Lorsque nous partions en vacances, mes parents, pour avoir la paix, nous achetaient à moi et mes morveux de frangins, des "pochettes de bandes dessinées" que nous trouvions sur la route dans les stations services, ou bien dans divers magasins du sud de la France.
Il s'agissait généralement de numéros invendus de
Pif Gadget, Mickey Poche ou de
Picsou Magazine, parfois d'albums brochés en noir et blanc des éditions Prifo reprenant des récits classiques un peu chiants, et c'était le délire lorsque nous trouvions des albums cartonnés de
Mortadel et Filémon aux éditions Aventures et Voyages.

Mais mes BD préférées étaient sans doute
Les Récrés de Totoche et surtout
Les Vacheries de Corinne à Jeannot (plus "politiquement incorrect" à mes petits yeux myopes), deux mensuels au format de poche auto-édités à partir de 1979 par
Jean Tabary et
Francis Slomka, un journaliste qui tenta brièvement une carrière de dessinateur avant de mal tourner en s'orientant vers la chirurgie orthopédique (ce dernier, à l'origine des albums
"Iznogoud et les femmes" et
"L'enfance d'Iznogoud", vient par ailleurs d'ouvrir à Paris une
galerie de plus consacrée à la Bande Dessinée).

Les Récrés ne vécurent que le temps de deux numéros (le troisième, annoncé, ne vit jamais le jour, rejoignant la longue liste des BD-fantômes).

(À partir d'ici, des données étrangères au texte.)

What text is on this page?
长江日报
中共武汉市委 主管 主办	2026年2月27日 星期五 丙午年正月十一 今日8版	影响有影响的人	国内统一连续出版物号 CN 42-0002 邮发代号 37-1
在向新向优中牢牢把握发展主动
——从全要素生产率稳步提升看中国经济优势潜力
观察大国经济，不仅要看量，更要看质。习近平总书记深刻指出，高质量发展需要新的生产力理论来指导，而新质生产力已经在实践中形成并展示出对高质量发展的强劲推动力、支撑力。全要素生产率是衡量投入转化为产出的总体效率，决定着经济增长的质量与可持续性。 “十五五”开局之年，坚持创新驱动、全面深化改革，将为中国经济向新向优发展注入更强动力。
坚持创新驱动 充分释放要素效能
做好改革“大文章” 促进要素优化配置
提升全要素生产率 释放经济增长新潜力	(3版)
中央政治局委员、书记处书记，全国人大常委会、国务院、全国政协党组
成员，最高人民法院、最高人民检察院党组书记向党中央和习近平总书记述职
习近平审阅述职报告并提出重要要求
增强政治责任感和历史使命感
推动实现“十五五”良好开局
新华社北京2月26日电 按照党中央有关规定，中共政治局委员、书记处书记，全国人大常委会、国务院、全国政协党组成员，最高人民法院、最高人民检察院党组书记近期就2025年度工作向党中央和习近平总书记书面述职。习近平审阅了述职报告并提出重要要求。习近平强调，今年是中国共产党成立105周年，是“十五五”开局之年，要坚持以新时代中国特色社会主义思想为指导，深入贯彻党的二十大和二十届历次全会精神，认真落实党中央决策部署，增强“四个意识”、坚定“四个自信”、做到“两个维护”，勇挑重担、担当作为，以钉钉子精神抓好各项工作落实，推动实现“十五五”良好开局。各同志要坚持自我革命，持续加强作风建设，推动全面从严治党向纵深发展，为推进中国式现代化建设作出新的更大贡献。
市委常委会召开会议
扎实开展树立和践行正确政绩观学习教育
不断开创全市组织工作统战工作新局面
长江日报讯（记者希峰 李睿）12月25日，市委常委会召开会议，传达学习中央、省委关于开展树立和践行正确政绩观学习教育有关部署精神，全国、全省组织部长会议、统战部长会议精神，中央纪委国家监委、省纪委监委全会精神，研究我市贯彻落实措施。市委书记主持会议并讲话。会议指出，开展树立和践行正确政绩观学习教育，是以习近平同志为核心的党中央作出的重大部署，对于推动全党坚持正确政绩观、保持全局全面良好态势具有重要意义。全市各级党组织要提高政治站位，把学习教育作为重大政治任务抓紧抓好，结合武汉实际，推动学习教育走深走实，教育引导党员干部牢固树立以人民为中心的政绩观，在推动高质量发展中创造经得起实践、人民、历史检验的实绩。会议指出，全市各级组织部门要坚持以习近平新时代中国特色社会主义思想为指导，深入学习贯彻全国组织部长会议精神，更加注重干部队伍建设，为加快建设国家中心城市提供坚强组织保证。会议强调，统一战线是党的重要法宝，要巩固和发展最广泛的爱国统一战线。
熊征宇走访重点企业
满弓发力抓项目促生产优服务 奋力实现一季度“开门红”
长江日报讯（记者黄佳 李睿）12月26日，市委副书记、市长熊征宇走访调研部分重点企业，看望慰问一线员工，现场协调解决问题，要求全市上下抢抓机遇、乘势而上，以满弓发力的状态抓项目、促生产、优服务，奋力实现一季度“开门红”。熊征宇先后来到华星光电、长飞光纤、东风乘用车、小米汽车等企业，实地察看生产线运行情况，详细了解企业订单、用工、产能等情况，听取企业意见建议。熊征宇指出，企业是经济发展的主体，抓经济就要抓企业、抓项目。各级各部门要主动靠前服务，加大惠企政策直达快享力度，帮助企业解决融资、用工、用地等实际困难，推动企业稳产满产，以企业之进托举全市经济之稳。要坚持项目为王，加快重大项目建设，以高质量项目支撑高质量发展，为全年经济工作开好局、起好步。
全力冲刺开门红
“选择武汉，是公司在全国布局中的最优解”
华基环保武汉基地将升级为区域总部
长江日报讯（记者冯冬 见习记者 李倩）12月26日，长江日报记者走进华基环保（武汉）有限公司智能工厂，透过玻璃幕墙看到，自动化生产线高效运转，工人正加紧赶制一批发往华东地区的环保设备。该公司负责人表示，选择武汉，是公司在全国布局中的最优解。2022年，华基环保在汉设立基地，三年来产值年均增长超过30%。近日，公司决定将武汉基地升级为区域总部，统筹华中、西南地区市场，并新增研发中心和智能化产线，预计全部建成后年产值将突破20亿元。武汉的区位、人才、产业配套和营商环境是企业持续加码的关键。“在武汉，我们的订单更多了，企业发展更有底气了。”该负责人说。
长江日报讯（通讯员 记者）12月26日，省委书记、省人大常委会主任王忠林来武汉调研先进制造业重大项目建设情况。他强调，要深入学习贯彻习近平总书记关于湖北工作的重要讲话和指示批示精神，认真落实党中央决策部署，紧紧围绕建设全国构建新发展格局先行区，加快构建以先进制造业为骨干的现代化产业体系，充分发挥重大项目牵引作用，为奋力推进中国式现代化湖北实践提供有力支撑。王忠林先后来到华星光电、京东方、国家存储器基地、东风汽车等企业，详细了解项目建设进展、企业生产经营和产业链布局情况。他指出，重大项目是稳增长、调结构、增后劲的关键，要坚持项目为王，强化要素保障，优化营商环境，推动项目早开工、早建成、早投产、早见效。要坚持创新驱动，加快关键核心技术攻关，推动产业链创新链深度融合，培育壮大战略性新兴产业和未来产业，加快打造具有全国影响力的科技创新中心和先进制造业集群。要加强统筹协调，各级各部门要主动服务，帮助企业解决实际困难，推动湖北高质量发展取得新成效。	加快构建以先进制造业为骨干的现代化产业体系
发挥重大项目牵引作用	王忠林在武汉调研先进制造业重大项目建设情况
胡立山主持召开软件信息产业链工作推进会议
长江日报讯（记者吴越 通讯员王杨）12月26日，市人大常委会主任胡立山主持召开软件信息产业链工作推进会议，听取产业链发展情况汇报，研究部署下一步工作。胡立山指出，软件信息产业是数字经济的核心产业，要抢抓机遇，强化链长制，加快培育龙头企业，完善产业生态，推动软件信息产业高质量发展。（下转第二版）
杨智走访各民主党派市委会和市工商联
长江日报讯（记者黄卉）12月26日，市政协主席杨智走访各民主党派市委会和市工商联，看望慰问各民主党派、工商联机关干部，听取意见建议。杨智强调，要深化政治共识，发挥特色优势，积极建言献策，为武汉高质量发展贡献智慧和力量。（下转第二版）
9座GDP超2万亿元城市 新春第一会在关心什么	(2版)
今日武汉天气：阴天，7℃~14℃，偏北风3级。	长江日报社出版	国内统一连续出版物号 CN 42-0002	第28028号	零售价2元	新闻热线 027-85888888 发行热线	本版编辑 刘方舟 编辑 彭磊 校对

Elles furent concurrencées par son faux-jumeau lancé en kiosque simultanément et qui lui survécut un an (soit quatorze numéros au total), ce qui constitue certainement l'unique cas de fratricide dans l'Histoire du Neuvième Art !

Certes, on ne peut pas dire que ces deux magazines furent un modèle de créativité ni qu'ils servirent de tremplin pour de jeunes auteurs, puisqu'ils reprenaient essentiellement d'anciennes histoires de
Tabary, remontées en trois bandes pour l'occasion, plus rarement de
Gotlib (Puck et Poil et
Jujube et Gai Luron), voire de
Christian Godard (Pipsy).

Nous y dévorions ainsi pendant des heures les aventures de
Totoche et de sa bande, de
Valentin le vagabond et de l'infâme
Iznogoud, les enquêtes de
Richard et Charlie, ainsi que les gags, spécialement dessinés pour l'occasion, des différents personnages de la bande à
Totoche :
Bouboule et Bouboulina, Corinne et Jeannot, Bigrousse, un chien émouvant de laideur, ainsi que
Les Cauchemars d'Iznogoud...

Je pense garder encore aujourd'hui des séquelles de l'absurdité des histoires sans queue ni tête de
Grabadu et Gabaliouchtou (les deux héros les plus cons de la bande dessinée, d'après Gotlib) (dans le texte !)...

Les éphémères
Récrés et les
Vacheries "invitaient" tout de même chaque mois un héros non-
tabaryesque. On y trouvait donc des reprises de courts récits complets, issus de différentes maisons d'édition, tels
Astérix,
Cubitus,
Lucky Luke,
Gaston Lagaffe, les Schtroumpfs,
Pifou, Snoopy,
Norbert et Kari, Ric Hochet, la Jungle en Folie, Archibald (de Jean Ache), etc, qui représentaient le "gratin" de la BD de l'époque. Mais toujours pas de place pour de jeunes auteurs...


Non, l'effort était surtout porté sur le côté rédactionnel,
tous les moyens étant bons pour créer une connivence avec le jeune lectorat : courrier, jeux, astuces de
Totoche, explications de
l'ingénieur (l'intello de la bande), S.O.S Vacheries et Vacherie du mois avec bien entendu
Corinne et Jeannot, et même les recettes de
Bouboule et Bouboulina, etc, etc... , toutes ces rubriques étant abondamment illustrées avec les personnages de
Tabary qui interpelaient directement les lecteurs.

"
Mais alors, qu'est ce que notre Totoche à nous y trouvait de si passionnant là-dedans, au point de nous pondre cette notice ???" se demandent ceux qui n'ont pas encore quitté la page.
C'est ce que tu découvriras, ami lecteur, dans le prochain billet de
Plan B(d) !
(à suivre...)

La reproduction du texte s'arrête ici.